Cardano developer Sebastian Nagel announced Thursday that Hydra Node, which runs on the host machine, is now live on the mainnet. “After demonstrating Hydra heads on the Cardano mainnet in recent monthly review sessions, we have released the first mainnet compatible version of hydra-node today,” he said.
The developer added that besides mainnet compatibility, the team updated the API to accommodate a first round of user requests. He also shared GitHub release notes for Hydra Node, which disclosed that there are currently several known issues with the tool. It read:
“First release of hydra-node and hydra-plutus scripts which can be used on mainnet. Includes the technical changes required and must-have issues we want to see fixed before using a Hydra Head with real ADA, as well as documentation how to run hydra on mainnet.”
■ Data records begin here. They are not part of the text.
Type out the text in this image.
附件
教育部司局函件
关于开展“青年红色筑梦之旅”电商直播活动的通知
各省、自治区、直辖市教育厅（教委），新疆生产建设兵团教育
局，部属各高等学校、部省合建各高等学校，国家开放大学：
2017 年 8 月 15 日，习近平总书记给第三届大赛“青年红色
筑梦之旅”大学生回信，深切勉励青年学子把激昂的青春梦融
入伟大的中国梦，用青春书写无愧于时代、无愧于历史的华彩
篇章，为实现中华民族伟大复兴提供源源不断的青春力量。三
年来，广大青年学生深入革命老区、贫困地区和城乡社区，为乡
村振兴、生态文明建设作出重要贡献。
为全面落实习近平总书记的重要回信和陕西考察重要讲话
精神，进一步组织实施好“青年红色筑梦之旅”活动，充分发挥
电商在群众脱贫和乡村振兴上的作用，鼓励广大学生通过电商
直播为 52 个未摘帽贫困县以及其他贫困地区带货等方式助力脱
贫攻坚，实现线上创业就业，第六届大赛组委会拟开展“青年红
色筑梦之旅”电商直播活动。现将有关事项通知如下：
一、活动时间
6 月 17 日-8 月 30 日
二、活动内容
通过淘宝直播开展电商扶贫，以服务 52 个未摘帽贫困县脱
The recently-launched Hydra Head is an off-chain “secure isomorphic state channel” that connects participants and allows instant settlement of transactions within a Head.
“Hydra is a family of layer 2 protocols designed to make Cardano more scalable and adaptable for various use cases that require fast and cheap transactions,” Input Output, the firm behind the Cardano blockchain, said in a recent tweet.
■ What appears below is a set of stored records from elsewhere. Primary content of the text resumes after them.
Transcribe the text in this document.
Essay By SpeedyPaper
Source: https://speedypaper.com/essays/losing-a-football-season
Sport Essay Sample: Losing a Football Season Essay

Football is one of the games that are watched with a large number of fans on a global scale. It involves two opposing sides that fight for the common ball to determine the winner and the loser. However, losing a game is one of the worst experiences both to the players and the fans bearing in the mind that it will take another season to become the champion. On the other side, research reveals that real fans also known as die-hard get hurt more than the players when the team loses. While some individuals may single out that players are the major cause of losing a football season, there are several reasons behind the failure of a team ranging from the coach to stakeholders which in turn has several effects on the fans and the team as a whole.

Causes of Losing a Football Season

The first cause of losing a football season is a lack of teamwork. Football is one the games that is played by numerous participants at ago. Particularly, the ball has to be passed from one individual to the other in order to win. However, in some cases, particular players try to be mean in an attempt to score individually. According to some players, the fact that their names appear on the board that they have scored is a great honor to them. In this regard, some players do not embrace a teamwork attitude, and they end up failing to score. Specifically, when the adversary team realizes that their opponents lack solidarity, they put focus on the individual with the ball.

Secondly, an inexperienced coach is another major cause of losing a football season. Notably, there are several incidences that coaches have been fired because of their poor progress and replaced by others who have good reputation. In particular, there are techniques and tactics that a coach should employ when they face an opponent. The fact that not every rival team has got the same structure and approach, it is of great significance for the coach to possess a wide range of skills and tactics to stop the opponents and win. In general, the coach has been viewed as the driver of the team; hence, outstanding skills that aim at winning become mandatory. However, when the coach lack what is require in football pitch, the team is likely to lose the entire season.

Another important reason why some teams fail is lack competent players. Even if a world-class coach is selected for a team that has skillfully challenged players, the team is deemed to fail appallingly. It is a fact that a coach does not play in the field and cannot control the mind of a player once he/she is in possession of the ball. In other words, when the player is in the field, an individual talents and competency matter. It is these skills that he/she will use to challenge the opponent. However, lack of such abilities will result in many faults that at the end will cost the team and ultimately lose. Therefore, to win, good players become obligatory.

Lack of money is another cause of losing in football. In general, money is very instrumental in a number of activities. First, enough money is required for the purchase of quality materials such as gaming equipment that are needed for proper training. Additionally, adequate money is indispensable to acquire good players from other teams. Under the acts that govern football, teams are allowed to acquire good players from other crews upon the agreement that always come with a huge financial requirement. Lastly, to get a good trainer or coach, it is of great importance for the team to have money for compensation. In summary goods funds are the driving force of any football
Like the Lightning Network of Bitcoin, Hydra employs a channel-based architecture, wherein users must deposit funds before utilizing the Head. Researchers speculate that these Heads could be interconnected, eventually forming a network.
Cardano’s documentation reveals that the introduction of Hydra Head is the first of a series of protocols aimed at improving the smart contracting platform to handle more transactions. This is crucial in light of Cardano’s plans to gradually improve its mainnet to accommodate enterprise-grade decentralized applications that require higher throughput.
Many industry experts consider the release of the first layer-2 Hydra Head a major milestone in Cardano’s current Basho State, which focuses on scaling and network enhancement.
Aside from Hydra, Cardano has also launched several DeFi-related upgrades this year. Back in January, the platform released its overcollateralized stablecoin, Djed. Crypto tokens back the stablecoin and require between 400% and 800% in collateral value to be posted before it is issued.
The djed tokens, alongside annualized yield rewards offered by Cardano-based decentralized exchanges (DEX), are expected to attract liquidity and interest from investors, which could benefit the platform’s $141 million decentralized finance (DeFi) market.
In April, Cardano blockchain-focused development lab IOG released Lace, its first native wallet for the Cardano network. Lace is a browser-based wallet similar to the popular MetaMask product, allowing users to access the Cardano network directly and use Cardano-based decentralized applications.
Meanwhile, ADA, the native token of the Cardano blockchain, is currently trading at $0.365980, up by 1.3% over the past day. The token, with a market cap of over $7 billion, is the seventh-largest cryptocurrency in the world.